Ik ging naar de huishoudschool in de Czarinastraat, dat was nog voor een half jaar en toen werden we overgeplaatst naar de Juliana van Stolbergschool bij de Frans Halsstraat, maar ik had geen fiets. Maar in dat half jaar van de Czarinastraat moest ik ook naar de school op de Hogendijk, naar het Kattegat, dat waren allemaal noodlokalen en ik deed alles lopend. Een uurtje naaien op de Zeemanstraat en AVO op de Hogendijk. In oktober werd ik twaalf.

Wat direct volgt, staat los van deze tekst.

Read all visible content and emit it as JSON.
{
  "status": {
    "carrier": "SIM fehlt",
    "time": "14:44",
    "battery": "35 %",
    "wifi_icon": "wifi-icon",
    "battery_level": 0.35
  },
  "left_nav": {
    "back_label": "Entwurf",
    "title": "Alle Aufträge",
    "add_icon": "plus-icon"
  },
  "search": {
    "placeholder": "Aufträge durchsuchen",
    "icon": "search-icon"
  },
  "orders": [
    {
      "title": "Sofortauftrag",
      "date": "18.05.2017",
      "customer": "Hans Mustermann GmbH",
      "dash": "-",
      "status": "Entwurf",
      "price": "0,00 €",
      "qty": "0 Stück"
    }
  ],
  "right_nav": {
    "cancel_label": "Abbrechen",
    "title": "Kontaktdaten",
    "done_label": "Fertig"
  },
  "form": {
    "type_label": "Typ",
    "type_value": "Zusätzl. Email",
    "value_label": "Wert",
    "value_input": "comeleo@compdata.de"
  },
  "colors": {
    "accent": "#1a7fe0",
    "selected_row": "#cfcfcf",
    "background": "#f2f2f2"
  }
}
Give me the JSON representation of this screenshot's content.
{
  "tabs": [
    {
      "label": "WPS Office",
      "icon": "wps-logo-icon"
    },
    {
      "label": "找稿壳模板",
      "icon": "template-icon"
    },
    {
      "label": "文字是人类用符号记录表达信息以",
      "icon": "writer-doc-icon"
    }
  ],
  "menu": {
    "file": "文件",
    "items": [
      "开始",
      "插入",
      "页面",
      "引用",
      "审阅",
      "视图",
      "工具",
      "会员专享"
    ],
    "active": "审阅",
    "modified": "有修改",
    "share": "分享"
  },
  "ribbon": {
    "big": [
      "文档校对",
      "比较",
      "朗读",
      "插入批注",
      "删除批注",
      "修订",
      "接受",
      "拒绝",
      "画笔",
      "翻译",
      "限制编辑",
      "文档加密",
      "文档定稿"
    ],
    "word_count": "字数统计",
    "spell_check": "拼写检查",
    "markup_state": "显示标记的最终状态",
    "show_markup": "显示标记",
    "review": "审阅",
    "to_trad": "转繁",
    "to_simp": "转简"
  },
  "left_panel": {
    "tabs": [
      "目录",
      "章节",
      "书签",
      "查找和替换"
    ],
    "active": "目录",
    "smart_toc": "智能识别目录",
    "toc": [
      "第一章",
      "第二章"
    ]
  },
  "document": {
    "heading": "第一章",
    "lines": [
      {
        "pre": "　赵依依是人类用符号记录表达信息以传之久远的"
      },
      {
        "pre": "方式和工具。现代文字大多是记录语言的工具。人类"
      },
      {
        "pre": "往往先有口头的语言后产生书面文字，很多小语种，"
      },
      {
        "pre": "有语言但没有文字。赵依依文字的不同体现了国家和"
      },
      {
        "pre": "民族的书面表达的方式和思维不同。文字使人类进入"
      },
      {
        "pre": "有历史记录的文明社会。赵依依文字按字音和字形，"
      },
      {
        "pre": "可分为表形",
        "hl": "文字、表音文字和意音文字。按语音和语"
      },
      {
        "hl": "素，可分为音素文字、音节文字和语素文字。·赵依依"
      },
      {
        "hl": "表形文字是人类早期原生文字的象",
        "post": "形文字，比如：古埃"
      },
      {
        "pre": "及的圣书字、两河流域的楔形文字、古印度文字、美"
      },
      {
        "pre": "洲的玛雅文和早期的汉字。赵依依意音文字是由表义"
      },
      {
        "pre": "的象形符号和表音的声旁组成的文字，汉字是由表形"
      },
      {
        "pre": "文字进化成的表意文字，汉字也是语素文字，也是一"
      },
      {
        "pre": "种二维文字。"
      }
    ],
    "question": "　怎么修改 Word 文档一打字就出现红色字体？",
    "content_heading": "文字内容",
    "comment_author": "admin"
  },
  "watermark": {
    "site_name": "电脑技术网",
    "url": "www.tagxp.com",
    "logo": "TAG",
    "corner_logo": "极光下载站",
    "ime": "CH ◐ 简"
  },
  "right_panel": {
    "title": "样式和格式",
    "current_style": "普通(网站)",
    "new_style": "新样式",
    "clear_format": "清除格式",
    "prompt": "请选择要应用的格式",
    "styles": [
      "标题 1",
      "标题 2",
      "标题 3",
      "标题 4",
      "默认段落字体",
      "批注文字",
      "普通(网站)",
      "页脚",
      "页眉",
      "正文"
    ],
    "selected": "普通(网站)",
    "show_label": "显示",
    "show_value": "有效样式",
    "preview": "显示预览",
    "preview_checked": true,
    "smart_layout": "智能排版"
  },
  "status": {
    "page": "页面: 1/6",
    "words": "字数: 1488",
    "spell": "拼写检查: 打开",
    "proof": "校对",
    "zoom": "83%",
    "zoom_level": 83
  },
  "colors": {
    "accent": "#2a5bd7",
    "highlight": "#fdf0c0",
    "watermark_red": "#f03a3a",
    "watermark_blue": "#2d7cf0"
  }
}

Dat ik zo vroeg naar school ging, met vijf naar de lagere school en met elf naar de huishoudschool, had mijn moeder geregeld want die wilde werken. En ze had met meneer Hendriks van de school afgesproken dat ik er op mocht, maar als de schooltandarts kwam mocht ik naar huis. Ik heb het toch allemaal gered. Lopend naar de Juliana van Stolberg; een jurk maken, nou ik kon er niks van. Ik was er niet rijp voor.
Ik wilde altijd kinderverzorgster worden, nou en dat ben ik geworden. Die ULO mocht niet maar ik had liever naar de katholieke Sancta Maria in de Oostzijde gewild, dichterbij hè. Mijn vader was katholiek, dus waarom niet. Maar mijn moeder wilde het niet.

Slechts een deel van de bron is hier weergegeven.